|
4.
Process Modeling
4.2. Underlying Assumptions for Process Modeling 4.2.1. What are the typical underlying assumptions in process modeling?
|
|||
| Parameter Estimation Requires Known Relationship Between Data and Regression Function | To be able to estimate the unknown parameters in the regression function it is necessary to know how the data at each point in the explanatory variable space relates to the corresponding value of the regression function. For example, if the measurment system used to observe the values of the response variable drifts over time, then the deterministic variation in the data would be the sum of the drift function and the true regression function. As a result, either the data would need to be adjusted prior to fitting the model or the fitted model would need to to be adjusted after the fact to obtain the regression function. In either case, information about the form of the drift function would be needed. Since it would be difficult to generalize an activity like drift correction to a generic process, and since it would also be unnecessary for many processes, most process modeling methods rely on having data in which the observed responses are directly equal, on average, to the regression function values. Another way of expressing this idea is to say the mean of the random errors at each combination of explanatory variable values is zero. | ||
| Validity of Assumption Improved by Experiment Design | The validity of this assumption is determined by both nature of the process and, to some extent, by the data collection methods used. The process may be one in which the data is easily measured and it will be clear that the data has direct relationship to the regression function. When this is the case, data collection methods are not critical to the success of the modeling effort. Of course, since it is rarely known that this will be the case for sure, so it is usually always worth the effort to collect the data in the best way possible. | ||
| Other processes may be less easily dealt with, being subject to measurement drift or other systematic errors.

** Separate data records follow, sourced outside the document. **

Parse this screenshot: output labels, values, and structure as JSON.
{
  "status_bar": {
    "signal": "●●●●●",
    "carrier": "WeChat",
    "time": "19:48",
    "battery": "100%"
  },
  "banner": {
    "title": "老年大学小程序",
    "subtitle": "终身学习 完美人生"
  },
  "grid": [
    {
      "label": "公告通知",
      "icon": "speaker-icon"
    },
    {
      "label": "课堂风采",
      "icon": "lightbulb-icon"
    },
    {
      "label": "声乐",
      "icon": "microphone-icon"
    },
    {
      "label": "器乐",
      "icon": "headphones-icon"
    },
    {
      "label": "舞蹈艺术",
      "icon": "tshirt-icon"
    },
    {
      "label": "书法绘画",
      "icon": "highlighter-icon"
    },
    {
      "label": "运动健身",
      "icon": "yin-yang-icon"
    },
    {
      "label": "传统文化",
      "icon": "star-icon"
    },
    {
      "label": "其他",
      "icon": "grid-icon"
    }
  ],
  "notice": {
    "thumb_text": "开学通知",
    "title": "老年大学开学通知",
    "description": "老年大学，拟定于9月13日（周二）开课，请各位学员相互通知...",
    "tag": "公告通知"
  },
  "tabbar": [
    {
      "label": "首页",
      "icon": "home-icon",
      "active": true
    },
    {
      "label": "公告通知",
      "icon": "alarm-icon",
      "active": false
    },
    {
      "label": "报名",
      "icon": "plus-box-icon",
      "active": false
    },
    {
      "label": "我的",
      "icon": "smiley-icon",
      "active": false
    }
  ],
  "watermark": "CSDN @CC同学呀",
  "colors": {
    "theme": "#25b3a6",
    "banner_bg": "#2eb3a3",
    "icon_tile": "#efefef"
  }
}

For these processes it may be possible to eliminate or at least reduce the effects of the systematic errors by using good experiment design techniques, such as randomization of the measurement order. Randomization can effectively convert systematic measurement errors into additional random process error. While adding to the random error of the process is not desirable, this will provide the best possible information from the data about the regression function, which is the current the goal. | |||
| In the most difficult processes even good experiment design may not be able to salvage a set of data that includes a high level of systematic error. In these situations the best that can be hoped for is recognition of the fact that the true regression function has not been identified by the analysis. Then effort can be put into finding a better way to solve the problem by correcting for the systematic error using additional information, redesigning the measurement system to eliminate the systematic errors, or reformulating the problem to get the needed information another way. | |||
Assumption Violated by Errors in Observation of
|
Another more subtle violation of this assumption occurs when the explanatory variables are observed with random error. Although it intuitively seems like random errors in the explanatory variables should cancel out on average, just as random errors in the observation of the response variable do, that is unfortunately not the case. The direct linkage between the unknown parameters and the explanatory variables in the functional part of the model makes this situation much more complicated than it is for the random errors in the response variable . More information on why this occurs the can be found in Section 4.2.1.6. | ||